- Country: Pakistan
- Province: Sindh
- District: Mirpurkhas District
- Tehsil: Tehsil

Population (2023)
- • Total: 172,143
- Time zone: UTC+5 (PST)

= Hussain Bux Mari =

Tehsil in Mirpurkhas District, Sindh, Pakistan

Hussain Bux Mari Tehsil (also known as Hussain Bux Mari Taluka) is an administrative subdivision (tehsil) of Mirpurkhas District in the province of Sindh, Pakistan. It was established in December 2012. The tehsil falls within the PS-47 provincial assembly constituency.

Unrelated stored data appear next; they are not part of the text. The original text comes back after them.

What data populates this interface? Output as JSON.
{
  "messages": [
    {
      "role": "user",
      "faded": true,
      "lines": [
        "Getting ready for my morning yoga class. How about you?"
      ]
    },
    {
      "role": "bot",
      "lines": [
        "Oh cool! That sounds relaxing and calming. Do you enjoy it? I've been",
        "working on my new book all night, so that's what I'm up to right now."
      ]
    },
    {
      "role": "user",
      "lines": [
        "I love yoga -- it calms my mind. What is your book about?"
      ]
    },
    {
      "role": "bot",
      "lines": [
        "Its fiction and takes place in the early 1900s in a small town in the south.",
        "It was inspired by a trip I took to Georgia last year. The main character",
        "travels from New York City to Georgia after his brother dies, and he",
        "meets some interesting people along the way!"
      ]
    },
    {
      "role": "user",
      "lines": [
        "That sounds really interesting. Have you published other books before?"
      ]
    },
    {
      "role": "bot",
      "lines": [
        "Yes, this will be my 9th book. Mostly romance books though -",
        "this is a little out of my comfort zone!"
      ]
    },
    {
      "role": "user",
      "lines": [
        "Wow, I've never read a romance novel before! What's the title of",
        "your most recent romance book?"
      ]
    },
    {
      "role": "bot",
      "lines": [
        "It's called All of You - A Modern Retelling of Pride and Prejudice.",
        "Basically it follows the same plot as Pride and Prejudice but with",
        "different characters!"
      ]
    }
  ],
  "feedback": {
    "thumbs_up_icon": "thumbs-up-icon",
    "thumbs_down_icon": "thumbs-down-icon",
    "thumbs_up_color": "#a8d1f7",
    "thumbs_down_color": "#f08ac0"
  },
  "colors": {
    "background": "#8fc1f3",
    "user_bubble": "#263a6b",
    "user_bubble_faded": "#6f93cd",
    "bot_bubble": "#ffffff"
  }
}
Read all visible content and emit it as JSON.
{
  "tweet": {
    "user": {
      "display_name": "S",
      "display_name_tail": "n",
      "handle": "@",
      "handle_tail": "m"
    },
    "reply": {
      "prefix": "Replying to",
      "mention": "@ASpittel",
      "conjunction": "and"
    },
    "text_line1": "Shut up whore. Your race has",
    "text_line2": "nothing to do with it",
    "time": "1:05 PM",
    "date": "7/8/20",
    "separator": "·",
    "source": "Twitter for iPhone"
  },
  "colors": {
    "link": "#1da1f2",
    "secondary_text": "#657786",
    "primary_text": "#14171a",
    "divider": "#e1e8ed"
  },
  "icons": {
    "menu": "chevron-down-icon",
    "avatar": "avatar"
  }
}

According to the 2023 national census, Hussain Bux Mari Tehsil had a population of 172,143. The majority of residents speak Sindhi.

== Demographics ==
The 2023 census recorded a population of 172,143 in Hussain Bux Mari Tehsil. The literacy rate stands at 33.3%.

=== Religion ===

Islam is the religion of the majority of the tehsil's population. Hinduism is practised by a substantial minority, reflecting the broader religious diversity characteristic of Tharparkar and eastern Sindh.

=== Language ===
Sindhi is the mother tongue of the large majority of residents, spoken by approximately 87.5% of the population. Other languages represented include Balochi and Punjabi.